We've had our ups and downs like every other couple but it's always because of attitudes, being too stubborn, but nothing too serious. We always talk things out and move on.
(These last few months) He treats me like i am the most precious, delicate thing he has ever laid eyes on, he is so sweet to me. He's always reminding me how much he loves me and loves spending time with me and that he can't wait to see me. I obviously do the same.
But here's the tricky part.
When I went to spend Thursday night with him, we sort of had plans to go out but decided to ditch that and stay in and talk, cuddle, etc. It really was an amazing night. The next morning, I went to take a bath but told him I wanted to listen to a song so he left the laptop in the bathroom. I went to log into my Facebook but found out that his was still open. Curiosity took over me so I went to his inbox messages. They were all from his guy friends (duh)

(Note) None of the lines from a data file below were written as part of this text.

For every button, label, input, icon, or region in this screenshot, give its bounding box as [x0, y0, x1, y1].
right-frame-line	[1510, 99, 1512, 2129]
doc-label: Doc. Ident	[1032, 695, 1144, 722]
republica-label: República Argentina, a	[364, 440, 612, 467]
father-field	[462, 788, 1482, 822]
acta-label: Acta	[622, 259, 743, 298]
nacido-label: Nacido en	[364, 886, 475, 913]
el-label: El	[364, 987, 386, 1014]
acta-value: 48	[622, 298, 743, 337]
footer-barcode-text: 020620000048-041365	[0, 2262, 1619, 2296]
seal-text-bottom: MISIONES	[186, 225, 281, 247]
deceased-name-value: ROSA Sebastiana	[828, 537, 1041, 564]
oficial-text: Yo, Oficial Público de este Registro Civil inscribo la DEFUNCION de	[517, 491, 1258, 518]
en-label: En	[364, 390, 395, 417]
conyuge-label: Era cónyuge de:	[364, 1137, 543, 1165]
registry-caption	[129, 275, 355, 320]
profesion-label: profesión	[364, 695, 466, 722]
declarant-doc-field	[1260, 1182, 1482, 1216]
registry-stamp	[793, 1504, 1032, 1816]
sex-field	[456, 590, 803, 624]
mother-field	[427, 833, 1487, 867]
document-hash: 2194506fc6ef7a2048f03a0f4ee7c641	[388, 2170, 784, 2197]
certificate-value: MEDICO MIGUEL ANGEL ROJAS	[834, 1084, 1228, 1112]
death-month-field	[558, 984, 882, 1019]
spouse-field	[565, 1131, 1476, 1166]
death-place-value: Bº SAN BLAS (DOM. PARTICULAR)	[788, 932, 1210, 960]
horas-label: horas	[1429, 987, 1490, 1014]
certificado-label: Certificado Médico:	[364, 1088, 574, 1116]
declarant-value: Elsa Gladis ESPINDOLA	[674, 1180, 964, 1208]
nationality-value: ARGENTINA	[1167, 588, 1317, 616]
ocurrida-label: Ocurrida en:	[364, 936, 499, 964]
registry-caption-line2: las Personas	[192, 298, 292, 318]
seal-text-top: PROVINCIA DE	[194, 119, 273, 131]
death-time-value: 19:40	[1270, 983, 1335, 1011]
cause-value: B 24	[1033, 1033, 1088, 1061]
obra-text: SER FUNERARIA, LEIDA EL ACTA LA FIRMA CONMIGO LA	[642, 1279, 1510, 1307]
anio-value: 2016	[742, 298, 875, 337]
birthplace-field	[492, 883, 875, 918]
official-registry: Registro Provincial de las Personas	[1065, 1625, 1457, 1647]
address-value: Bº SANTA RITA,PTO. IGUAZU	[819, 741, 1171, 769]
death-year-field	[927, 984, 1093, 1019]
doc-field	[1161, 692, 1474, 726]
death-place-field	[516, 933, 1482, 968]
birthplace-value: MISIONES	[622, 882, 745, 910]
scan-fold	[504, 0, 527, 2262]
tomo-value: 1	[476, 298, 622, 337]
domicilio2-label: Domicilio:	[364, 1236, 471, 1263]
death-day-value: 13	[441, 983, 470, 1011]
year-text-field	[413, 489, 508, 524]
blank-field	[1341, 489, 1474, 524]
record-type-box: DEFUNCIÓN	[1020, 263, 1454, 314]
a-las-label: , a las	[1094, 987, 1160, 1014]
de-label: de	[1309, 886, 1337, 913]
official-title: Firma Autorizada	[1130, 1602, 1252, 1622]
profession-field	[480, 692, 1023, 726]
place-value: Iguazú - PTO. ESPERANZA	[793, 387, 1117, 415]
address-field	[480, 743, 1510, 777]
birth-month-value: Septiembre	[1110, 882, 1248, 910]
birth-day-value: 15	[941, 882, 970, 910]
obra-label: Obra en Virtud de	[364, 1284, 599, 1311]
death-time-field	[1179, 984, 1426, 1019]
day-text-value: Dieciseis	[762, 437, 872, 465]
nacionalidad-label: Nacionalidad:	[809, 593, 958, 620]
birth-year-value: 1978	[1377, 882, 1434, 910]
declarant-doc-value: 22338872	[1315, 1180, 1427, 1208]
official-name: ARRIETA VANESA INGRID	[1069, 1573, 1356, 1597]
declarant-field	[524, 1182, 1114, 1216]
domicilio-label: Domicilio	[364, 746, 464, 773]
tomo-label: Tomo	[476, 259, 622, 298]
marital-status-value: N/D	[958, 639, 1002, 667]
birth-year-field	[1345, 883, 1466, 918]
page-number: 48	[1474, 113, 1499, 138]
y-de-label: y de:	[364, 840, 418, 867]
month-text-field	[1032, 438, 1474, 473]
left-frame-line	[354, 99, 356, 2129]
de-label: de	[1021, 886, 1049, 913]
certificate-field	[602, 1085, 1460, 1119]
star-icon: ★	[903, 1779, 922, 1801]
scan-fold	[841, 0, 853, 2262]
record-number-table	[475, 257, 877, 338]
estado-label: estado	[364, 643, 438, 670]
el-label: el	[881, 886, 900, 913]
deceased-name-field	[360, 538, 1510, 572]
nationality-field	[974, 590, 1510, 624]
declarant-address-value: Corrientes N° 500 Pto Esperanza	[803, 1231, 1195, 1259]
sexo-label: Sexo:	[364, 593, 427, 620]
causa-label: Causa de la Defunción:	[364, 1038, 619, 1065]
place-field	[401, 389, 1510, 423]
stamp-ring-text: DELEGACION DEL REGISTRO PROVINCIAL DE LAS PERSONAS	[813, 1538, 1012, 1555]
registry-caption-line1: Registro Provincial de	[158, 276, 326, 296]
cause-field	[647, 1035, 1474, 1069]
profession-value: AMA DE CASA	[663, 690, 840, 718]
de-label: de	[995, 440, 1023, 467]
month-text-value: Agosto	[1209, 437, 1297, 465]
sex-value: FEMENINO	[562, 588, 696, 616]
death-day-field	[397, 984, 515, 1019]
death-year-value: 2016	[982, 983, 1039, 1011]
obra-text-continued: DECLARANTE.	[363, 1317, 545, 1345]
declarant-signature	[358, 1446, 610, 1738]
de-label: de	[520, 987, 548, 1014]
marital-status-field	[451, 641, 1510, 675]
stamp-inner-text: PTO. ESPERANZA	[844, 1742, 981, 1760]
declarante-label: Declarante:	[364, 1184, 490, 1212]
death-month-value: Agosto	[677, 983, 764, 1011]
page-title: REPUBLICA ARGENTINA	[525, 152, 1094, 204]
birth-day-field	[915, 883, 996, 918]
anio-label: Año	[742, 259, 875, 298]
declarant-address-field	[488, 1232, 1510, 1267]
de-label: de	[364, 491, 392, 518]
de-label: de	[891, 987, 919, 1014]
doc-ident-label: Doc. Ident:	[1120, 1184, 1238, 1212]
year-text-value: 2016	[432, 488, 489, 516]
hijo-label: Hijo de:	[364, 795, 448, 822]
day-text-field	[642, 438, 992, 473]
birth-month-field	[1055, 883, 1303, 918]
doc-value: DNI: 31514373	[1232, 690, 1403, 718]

so I clicked his archived messages and I found conversations with these whores he hooked up with when we weren't together. HE said to one of them (11 days ago to be exact) that they should remember the old times in Bosque 51 (were they hooked up apparently; his best friend's place), and she has been the on and off girlfriend of one of his close guy friends, Willy. She has been such a c*nt with him but he always takes her back. So not only was he betraying me, but his friend. When I stormed out of the bathroom I started to pack my stuff to leave and when I showed him what I saw, he grabbed me and begged me not to leave like that and to talk things out. I told him to let go and that I wanted to leave, that really hurt him because I always beg him to stay 5 more minutes. Before he leaves. He started crying so much and telling me that he was such a prick for doing that, that he couldn't picture himself without me and he swore on his grandma's life that he didn't do anything. That Im everything to him and that i don't deserve anything hurtful and that he was so sorry for writing that. He actually admitted that he got me a pre-compromise ring for christmas. I don't know what to think, or what to do. I really love him, he's everything to me. Please someone help me get through this.
You need to decide what you can and can't handle about the past.

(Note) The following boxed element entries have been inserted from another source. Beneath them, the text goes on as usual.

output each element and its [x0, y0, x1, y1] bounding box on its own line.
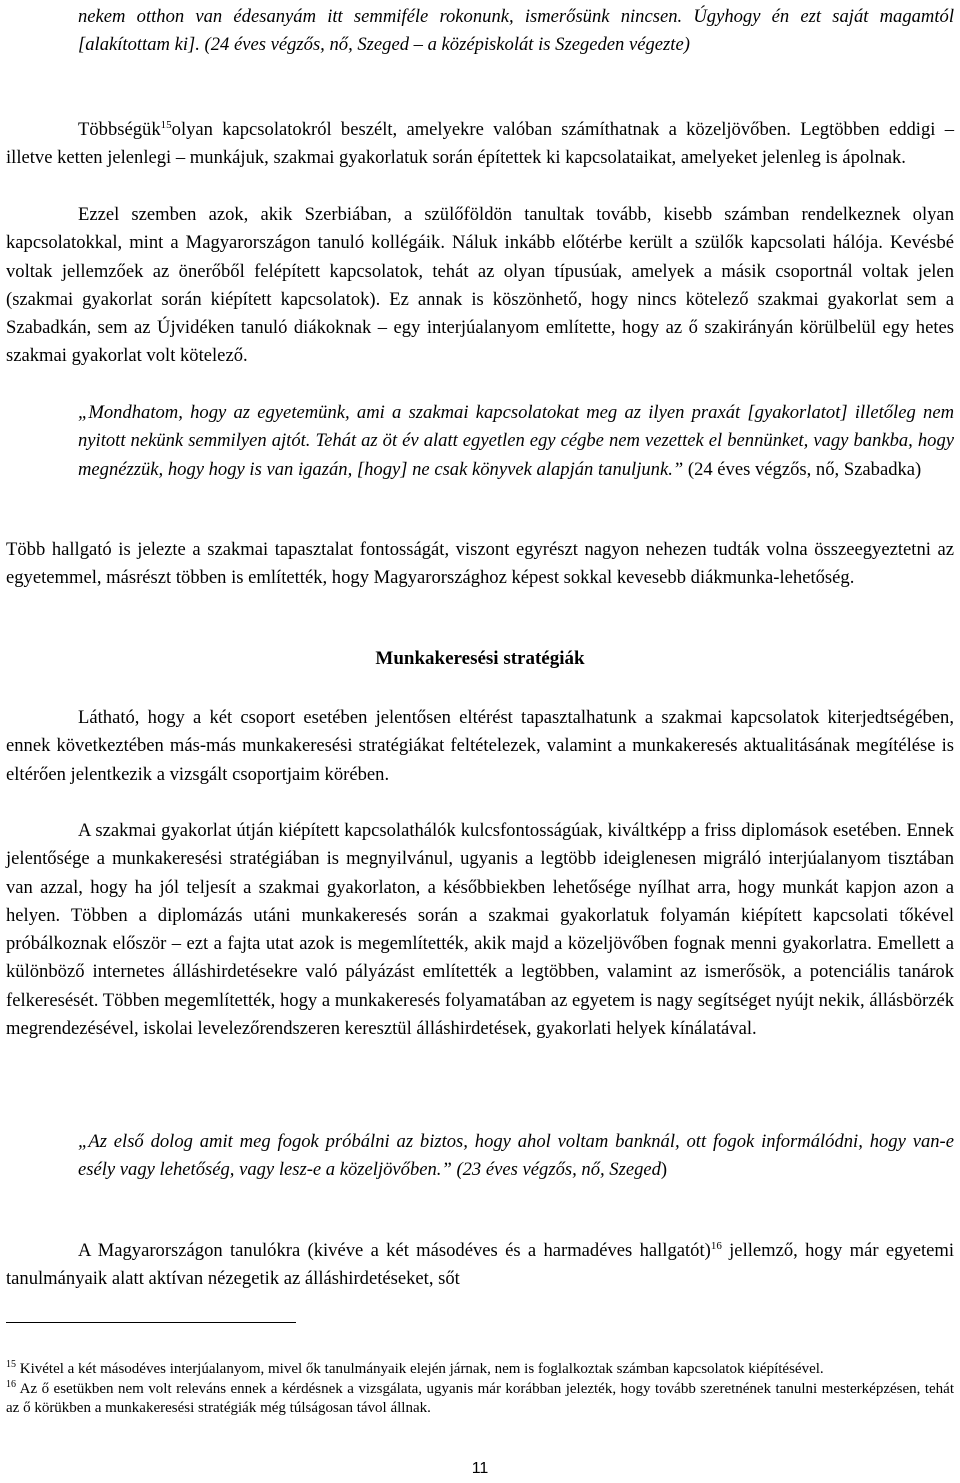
quote-2-attribution: ) [660, 1159, 668, 1181]
footnote-separator [6, 1322, 296, 1323]
top-quote-text: nekem otthon van édesanyám itt semmiféle rokonunk, ismerősünk nincsen. Úgyhogy én ezt saját magamtól [alakítottam ki]. (24 éves végzős, nő, Szeged – a középiskolát is Szegeden végezte) [78, 6, 954, 56]
footnotes [6, 1360, 954, 1419]
footnote-16 [6, 1380, 954, 1419]
paragraph-2-text: Ezzel szemben azok, akik Szerbiában, a szülőföldön tanultak tovább, kisebb számban rendelkeznek olyan kapcsolatokkal, mint a Magyarországon tanuló kollégáik. Náluk inkább előtérbe került a szülők kapcsolati hálója. Kevésbé voltak jellemzőek az önerőből felépített kapcsolatok, tehát az olyan típusúak, amelyek a másik csoportnál voltak jelen (szakmai gyakorlat során kiépített kapcsolatok). Ez annak is köszönhető, hogy nincs kötelező szakmai gyakorlat sem a Szabadkán, sem az Újvidéken tanuló diákoknak – egy interjúalanyom említette, hogy az ő szakirányán körülbelül egy hetes szakmai gyakorlat volt kötelező. [6, 204, 954, 367]
paragraph-1-text: olyan kapcsolatokról beszélt, amelyekre valóban számíthatnak a közeljövőben. Legtöbben eddigi – illetve ketten jelenlegi – munkájuk, szakmai gyakorlatuk során építettek ki kapcsolataikat, amelyeket jelenleg is ápolnak. [6, 119, 954, 169]
footnote-15 [6, 1360, 954, 1380]
quote-1-attribution: (24 éves végzős, nő, Szabadka) [687, 458, 922, 480]
quote-2-text: „Az első dolog amit meg fogok próbálni az biztos, hogy ahol voltam banknál, ott fogok informálódni, hogy van-e esély vagy lehetőség, vagy lesz-e a közeljövőben.” (23 éves végzős, nő, Szeged [78, 1131, 954, 1181]
paragraph-4 [6, 704, 954, 789]
paragraph-6 [6, 1237, 954, 1294]
paragraph-6-text: jellemző, hogy már egyetemi tanulmányaik alatt aktívan nézegetik az álláshirdetéseket, sőt [6, 1240, 955, 1290]
paragraph-1-lead: Többségük [78, 119, 161, 140]
paragraph-4-text: Látható, hogy a két csoport esetében jelentősen eltérést tapasztalhatunk a szakmai kapcsolatok kiterjedtségében, ennek következtében más-más munkakeresési stratégiákat feltételezek, valamint a munkakeresés aktualitásának megítélése is eltérően jelentkezik a vizsgált csoportjaim körében. [6, 707, 954, 785]
quote-1 [78, 399, 954, 484]
footnote-15-text: Kivétel a két másodéves interjúalanyom, mivel ők tanulmányaik elején járnak, nem is foglalkoztak számban kapcsolatok kiépítésével. [16, 1361, 824, 1377]
top-quote [78, 3, 954, 60]
paragraph-3 [6, 536, 954, 593]
footnote-15-number: 15 [6, 1359, 16, 1370]
quote-2 [78, 1128, 954, 1185]
page-number: 11 [471, 1460, 489, 1477]
paragraph-6-lead: A Magyarországon tanulókra (kivéve a két másodéves és a harmadéves hallgatót) [78, 1240, 711, 1261]
paragraph-5-text: A szakmai gyakorlat útján kiépített kapcsolathálók kulcsfontosságúak, kiváltképp a friss diplomások esetében. Ennek jelentősége a munkakeresési stratégiában is megnyilvánul, ugyanis a legtöbb ideiglenesen migráló interjúalanyom tisztában van azzal, hogy ha jól teljesít a szakmai gyakorlaton, a későbbiekben lehetősége nyílhat arra, hogy munkát kapjon azon a helyen. Többen a diplomázás utáni munkakeresés során a szakmai gyakorlatuk folyamán kiépített kapcsolati tőkével próbálkoznak először – ezt a fajta utat azok is megemlítették, akik majd a közeljövőben fognak menni gyakorlatra. Emellett a különböző internetes álláshirdetésekre való pályázást említették a legtöbben, valamint az ismerősök, a potenciális tanárok felkeresését. Többen megemlítették, hogy a munkakeresés folyamatában az egyetem is nagy segítséget nyújt nekik, állásbörzék megrendezésével, iskolai levelezőrendszeren keresztül álláshirdetések, gyakorlati helyek kínálatával. [6, 820, 954, 1040]
footnote-ref-15: 15 [160, 119, 172, 131]
footnote-ref-16: 16 [710, 1240, 722, 1252]
footnote-16-number: 16 [6, 1378, 16, 1390]
paragraph-5 [6, 817, 954, 1043]
paragraph-1 [6, 116, 954, 173]
paragraph-3-text: Több hallgató is jelezte a szakmai tapasztalat fontosságát, viszont egyrészt nagyon nehezen tudták volna összeegyeztetni az egyetemmel, másrészt többen is említették, hogy Magyarországhoz képest sokkal kevesebb diákmunka-lehetőség. [6, 539, 954, 589]
footnote-16-text: Az ő esetükben nem volt releváns ennek a kérdésnek a vizsgálata, ugyanis már korábban jelezték, hogy tovább szeretnének tanulni mesterképzésen, tehát az ő körükben a munkakeresési stratégiák még túlságosan távol állnak. [6, 1380, 954, 1416]
paragraph-2 [6, 201, 954, 371]
quote-1-text: „Mondhatom, hogy az egyetemünk, ami a szakmai kapcsolatokat meg az ilyen praxát [gyakorlatot] illetőleg nem nyitott nekünk semmilyen ajtót. Tehát az öt év alatt egyetlen egy cégbe nem vezettek el bennünket, vagy bankba, hogy megnézzük, hogy hogy is van igazán, [hogy] ne csak könyvek alapján tanuljunk.” [78, 402, 954, 480]
section-heading: Munkakeresési stratégiák [375, 648, 585, 669]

The message that upset you was to someone he was involved with
while you were not a couple. It was about about remembering old times not creating new ones. It doesn't sound like he has been keeping in constant touch with her if you had to go back 11 days to find that message. Talk to him and together set boundaries about contact with 'exes'. Trust that you will both stay within them.
What she did/does with his friend is between those two. If the relationship is as much of a roller coaster as it sounds, then you probably know only a fraction of the full story. Better to stay out of it and deal with your own ups and downs.
You cannot punish him for what he did when you weren't together. He didn't cheat on you any more than you cheated on him when you saw other men during the same time frame. If this is a thought you cannot accept then maybe you should walk away.
If you love him and want to build a future with him, both of you have to allow the past to fade away. You have to forgive each other and yourselves for any real or imagined wrongs. You have to accept that the relationship will never be what it was. However, it can be so much better and stronger if you allow yourselves to heal and rebuild from the foundation up.
If you can forgive and move forward, then there is a probability of building a wonderful life together. However, if you hold on to the hurt and feel like you cannot allow trust to rebuild or that you will be snooping and damaging the trust he has in you, then let go before you hurt each other more than you have.